Q: How did dogs become "man's best friend" twice over?
A: "It now looks as if dogs emerged from not one, but two wolf families at opposite ends of Eurasia," says Alice Klein in New Scientist magazine.
Comparing the genomes of a 400-year-old dog skull from Ireland and of DNA samples from 59 ancient dogs, with genomes of more than 600 modern pooches from across Eurasia, Laurent Frantz at the University of Oxford found that "dogs originated from two separate wolf populations in the eastern and western halves of Eurasia. Then, between 14,000 and 6,400 years ago, people brought Asian dogs westward, where they partially replaced their European counterparts." Few modern dogs, though, have pure European or Asian roots: for example, the Tibetan mastiff has largely Asian lineage; German shepherds are more closely aligned to ancient European dogs (Science magazine).
This theory is consistent with archaeological evidence, which places ancient dog remains from more than 12,000 years ago toward the eastern and western ends of Eurasia, but not in the middle.
As for dog domestication, the mechanism is still unclear. Most likely, Frantz suggests, it started "as a natural-selection process, whereby wolves that were less wary of humans were more likely to come closer to camps and become domesticated."
Q: The people of the world are eating more even as they are eating less. How so?
A: The "less" refers to the shrinking variety of foods eaten regularly as people move toward a "one-world menu," says Mark Fischetti in Scientific American magazine. "Diets around the globe are more similar than they used to be," a narrowing of about 68 percent. The "more" is staples like wheat and oil crops, such as soybean, palm and sunflower, becoming widespread. And with those come consumption of more processed foods made from a small number of ingredients and more frying with oils rather than steaming.
Though some regions have benefited from these additional calories, scientists are concerned with the rise in obesity, diabetes and heart disease globally. Also, "if one crop falters, because of disease or drought, food prices could soar and supplies across continents could crumble."

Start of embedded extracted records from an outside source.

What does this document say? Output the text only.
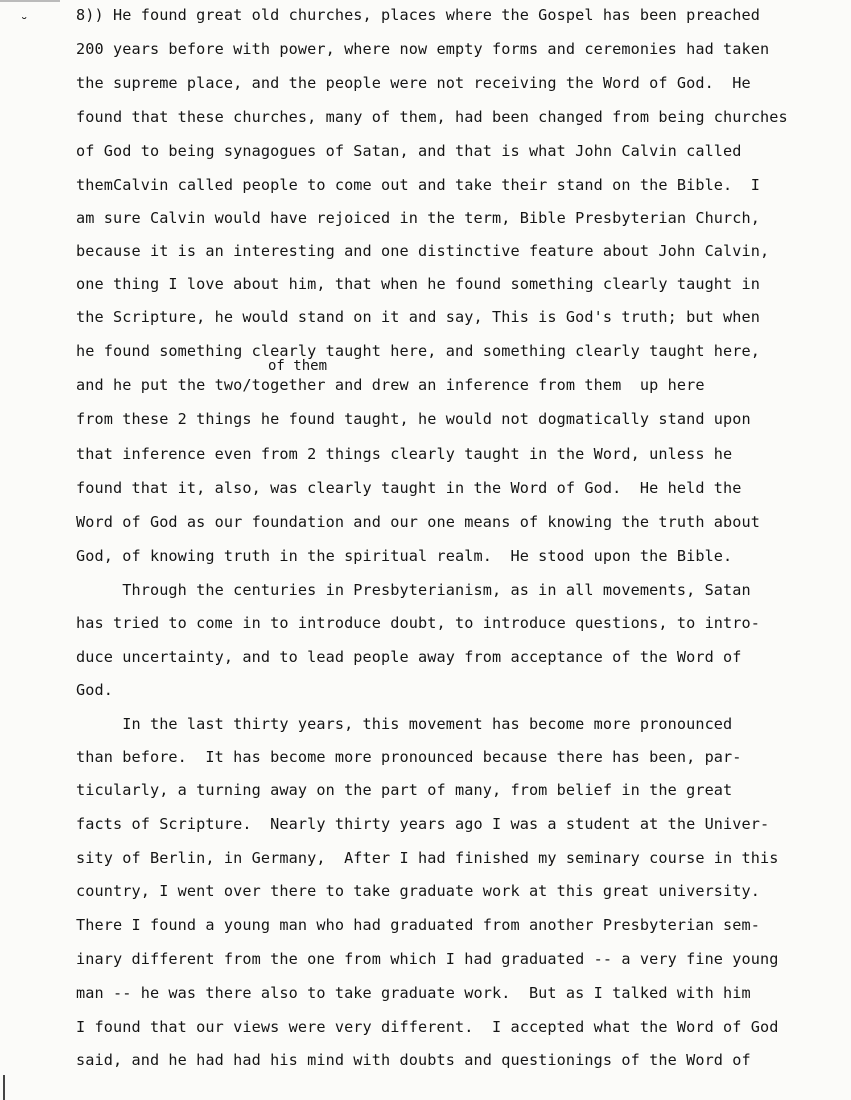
˘	8)) He found great old churches, places where the Gospel has been preached
200 years before with power, where now empty forms and ceremonies had taken
the supreme place, and the people were not receiving the Word of God.  He
found that these churches, many of them, had been changed from being churches
of God to being synagogues of Satan, and that is what John Calvin called
themCalvin called people to come out and take their stand on the Bible.  I
am sure Calvin would have rejoiced in the term, Bible Presbyterian Church,
because it is an interesting and one distinctive feature about John Calvin,
one thing I love about him, that when he found something clearly taught in
the Scripture, he would stand on it and say, This is God's truth; but when
he found something clearly taught here, and something clearly taught here,
of them
and he put the two/together and drew an inference from them  up here
from these 2 things he found taught, he would not dogmatically stand upon
that inference even from 2 things clearly taught in the Word, unless he
found that it, also, was clearly taught in the Word of God.  He held the
Word of God as our foundation and our one means of knowing the truth about
God, of knowing truth in the spiritual realm.  He stood upon the Bible.
Through the centuries in Presbyterianism, as in all movements, Satan
has tried to come in to introduce doubt, to introduce questions, to intro-
duce uncertainty, and to lead people away from acceptance of the Word of
God.
In the last thirty years, this movement has become more pronounced
than before.  It has become more pronounced because there has been, par-
ticularly, a turning away on the part of many, from belief in the great
facts of Scripture.  Nearly thirty years ago I was a student at the Univer-
sity of Berlin, in Germany,  After I had finished my seminary course in this
country, I went over there to take graduate work at this great university.
There I found a young man who had graduated from another Presbyterian sem-
inary different from the one from which I had graduated -- a very fine young
man -- he was there also to take graduate work.  But as I talked with him
I found that our views were very different.  I accepted what the Word of God
said, and he had had his mind with doubts and questionings of the Word of
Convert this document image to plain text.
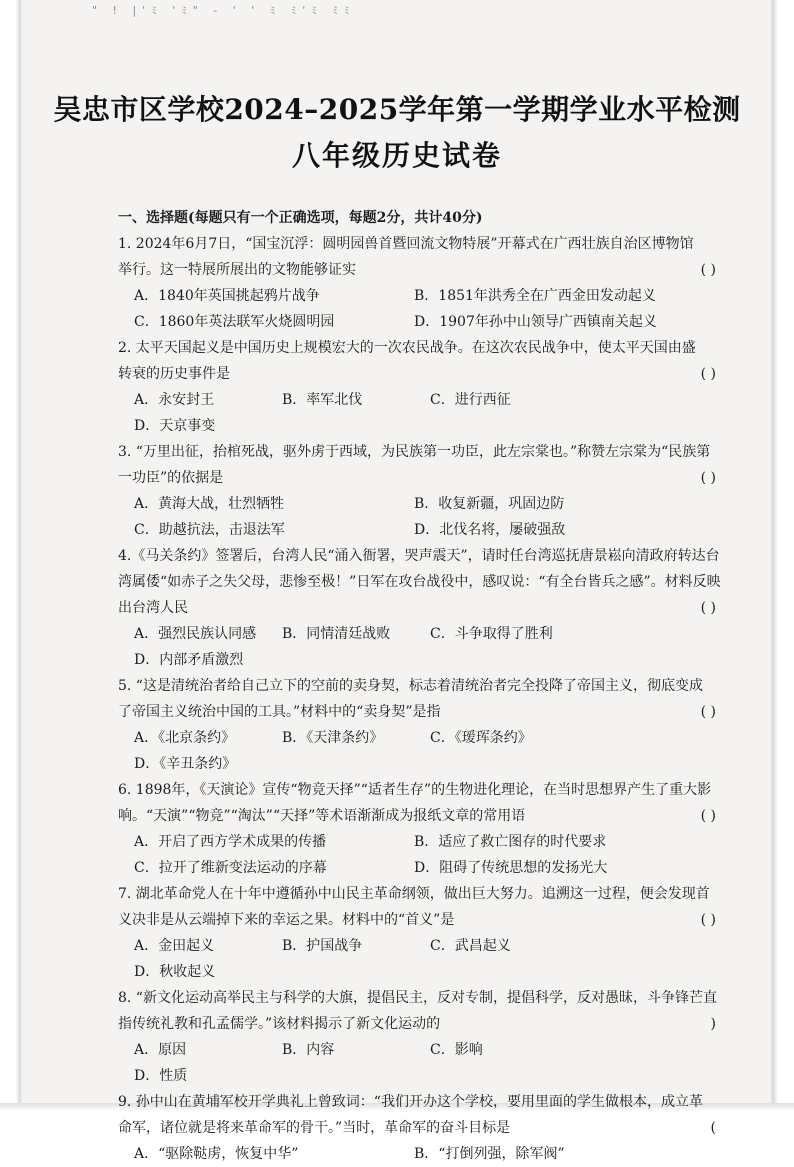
" ! |'ﾐ 'ﾐ" - ' ' ﾐ ﾐ'ﾐ ﾐﾐ
吴忠市区学校2024–2025学年第一学期学业水平检测
八年级历史试卷
一、选择题(每题只有一个正确选项，每题2分，共计40分)
1. 2024年6月7日，“国宝沉浮：圆明园兽首暨回流文物特展”开幕式在广西壮族自治区博物馆
举行。这一特展所展出的文物能够证实	( )
A．1840年英国挑起鸦片战争	B．1851年洪秀全在广西金田发动起义
C．1860年英法联军火烧圆明园	D．1907年孙中山领导广西镇南关起义
2. 太平天国起义是中国历史上规模宏大的一次农民战争。在这次农民战争中，使太平天国由盛
转衰的历史事件是	( )
A．永安封王	B．率军北伐	C．进行西征
D．天京事变
3. “万里出征，抬棺死战，驱外虏于西域，为民族第一功臣，此左宗棠也。”称赞左宗棠为“民族第
一功臣”的依据是	( )
A．黄海大战，壮烈牺牲	B．收复新疆，巩固边防
C．助越抗法，击退法军	D．北伐名将，屡破强敌
4.《马关条约》签署后，台湾人民“涌入衙署，哭声震天”，请时任台湾巡抚唐景崧向清政府转达台
湾属倭“如赤子之失父母，悲惨至极！”日军在攻台战役中，感叹说：“有全台皆兵之感”。材料反映
出台湾人民	( )
A．强烈民族认同感	B．同情清廷战败	C．斗争取得了胜利
D．内部矛盾激烈
5. “这是清统治者给自己立下的空前的卖身契，标志着清统治者完全投降了帝国主义，彻底变成
了帝国主义统治中国的工具。”材料中的“卖身契”是指	( )
A．《北京条约》	B．《天津条约》	C．《瑷珲条约》
D．《辛丑条约》
6. 1898年，《天演论》宣传“物竞天择”“适者生存”的生物进化理论，在当时思想界产生了重大影
响。“天演”“物竞”“淘汰”“天择”等术语渐渐成为报纸文章的常用语	( )
A．开启了西方学术成果的传播	B．适应了救亡图存的时代要求
C．拉开了维新变法运动的序幕	D．阻碍了传统思想的发扬光大
7. 湖北革命党人在十年中遵循孙中山民主革命纲领，做出巨大努力。追溯这一过程，便会发现首
义决非是从云端掉下来的幸运之果。材料中的“首义”是	( )
A．金田起义	B．护国战争	C．武昌起义
D．秋收起义
8. “新文化运动高举民主与科学的大旗，提倡民主，反对专制，提倡科学，反对愚昧，斗争锋芒直
指传统礼教和孔孟儒学。”该材料揭示了新文化运动的	)
A．原因	B．内容	C．影响
D．性质
9. 孙中山在黄埔军校开学典礼上曾致词：“我们开办这个学校，要用里面的学生做根本，成立革
命军，诸位就是将来革命军的骨干。”当时，革命军的奋斗目标是	(
A．“驱除鞑虏，恢复中华”	B．“打倒列强，除军阀”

Q: How are some birds like swifts, sandpipers and seabirds able to fly nonstop for days, weeks or months without seeming to sleep? Or do they sleep on wing?
A: For the first time, researchers have discovered that birds do, indeed, sleep in flight, "with either one cerebral hemisphere at a time or both simultaneously," reports the Max Planck Institute for Ornithology.
An international team led by the Institute's Niels Rattenborg used a small flight data recorder to monitor changes in birds' brain activity from wakefulness to either slow wave sleep (SWS) or rapid eye movement (REM) sleep, attaching the device onto female frigatebirds during their non-stop foraging flights lasting 10 days and about 1860 miles.
After sunset, "the awake EEG pattern switched to a SWS pattern for several minutes while the birds were soaring." REM episodes lasted a mere several seconds with only a slight reduction in muscle tone. Most surprisingly, flying frigatebirds slept an average of only 42 minutes per day, though on land they slept over 12 hours with longer episodes, suggesting they're sleep-deprived in flight.
As Rattenborg notes, "Why we, and many other animals, suffer dramatically from sleep loss whereas some birds are able to perform adaptively on far less sleep remains a mystery."